Your role
As a Sr. Software Engineer in Observability, you’ll be responsible for our metrics and log collection platform. You’ll work closely with other Infrastructure engineers to determine resource usage and requirements. You’ll also help create tooling, libraries, and documentation that enable other engineers to instrument their own projects. In addition, you’ll keep our team aware of trends in the larger observability/monitoring industry.
This position reports to our Engineering Manager, Observability Platform, and has the opportunity to be based in our Bangalore, India office.
What you’ll do
- Develop and improve instrumentation for monitoring and logging the health and availability of services.
- Develop and maintain the observability stack within Dialpad engineering.
- Define best practices and standards around making systems and services measurable and work with various teams to get those best practices applied.
- Create tools and libraries for other engineering teams to enable them to build self-monitoring capabilities.
- Create and own internal documentation used by the other engineering teams.

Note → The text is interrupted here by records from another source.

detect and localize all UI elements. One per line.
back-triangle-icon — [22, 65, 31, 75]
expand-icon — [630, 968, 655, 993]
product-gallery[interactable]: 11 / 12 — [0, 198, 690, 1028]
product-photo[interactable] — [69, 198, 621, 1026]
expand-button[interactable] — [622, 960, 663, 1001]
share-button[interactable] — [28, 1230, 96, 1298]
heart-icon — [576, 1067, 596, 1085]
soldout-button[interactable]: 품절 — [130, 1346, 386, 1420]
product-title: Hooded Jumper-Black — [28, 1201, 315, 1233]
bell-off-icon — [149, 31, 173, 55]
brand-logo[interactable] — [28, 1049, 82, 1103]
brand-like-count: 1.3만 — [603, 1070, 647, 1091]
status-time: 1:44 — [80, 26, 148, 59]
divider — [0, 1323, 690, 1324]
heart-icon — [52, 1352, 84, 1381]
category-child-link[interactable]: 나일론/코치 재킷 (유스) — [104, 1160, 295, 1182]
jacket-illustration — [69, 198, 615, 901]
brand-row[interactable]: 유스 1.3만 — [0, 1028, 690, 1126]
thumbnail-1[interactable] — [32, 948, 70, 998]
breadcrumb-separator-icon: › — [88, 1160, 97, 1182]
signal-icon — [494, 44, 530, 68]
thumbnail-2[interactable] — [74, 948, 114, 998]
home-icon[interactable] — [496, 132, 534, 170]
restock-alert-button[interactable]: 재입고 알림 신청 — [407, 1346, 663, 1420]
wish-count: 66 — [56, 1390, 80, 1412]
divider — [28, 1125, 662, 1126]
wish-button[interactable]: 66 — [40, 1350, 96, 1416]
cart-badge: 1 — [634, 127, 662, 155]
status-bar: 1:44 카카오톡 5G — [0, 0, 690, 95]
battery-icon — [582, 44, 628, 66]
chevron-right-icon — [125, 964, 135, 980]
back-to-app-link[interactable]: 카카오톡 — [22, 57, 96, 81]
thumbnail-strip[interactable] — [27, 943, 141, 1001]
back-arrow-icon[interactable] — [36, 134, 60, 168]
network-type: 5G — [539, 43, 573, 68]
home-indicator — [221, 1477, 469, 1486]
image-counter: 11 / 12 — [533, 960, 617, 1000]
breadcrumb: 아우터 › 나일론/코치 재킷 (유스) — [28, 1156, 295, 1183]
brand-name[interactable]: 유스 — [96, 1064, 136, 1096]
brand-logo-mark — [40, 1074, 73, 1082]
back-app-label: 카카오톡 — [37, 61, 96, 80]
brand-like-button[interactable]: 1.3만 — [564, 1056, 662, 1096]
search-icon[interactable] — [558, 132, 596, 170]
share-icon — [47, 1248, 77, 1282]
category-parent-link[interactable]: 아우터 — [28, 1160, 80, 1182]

- Stay up-to-date with the latest trends in observability, logging, monitoring, and cloud technologies. Introduce innovative solutions and best practices to improve system observability and reliability. Experiment with new tools and practices to enhance the observability landscape.
- Collaborate with different engineering teams to integrate observability practices into their workflows.
- Participate in a rotating on-call within the larger Infrastructure Engineering division.
Skills you’ll bring
- Background in both Systems and/or Software Engineering.
- Experience in designing, automating, maintaining, and optimizing observability platforms (logging, metrics, and tracing).
- Experience with configuration management tools such as Ansible, Terraform, etc.
- Experience with Public Cloud environments such as GCP, AWS, etc.
- Familiarity with languages such as Python, Go, Rust, etc.
Bonus skills you may have
- Previous direct experience with Grafana, Loki, Prometheus.
- Experience with Linux.
- Experience with Kubernetes (including GKE/EKS) and building containerized applications.
- Undergraduate degree in Computer Science or Engineering.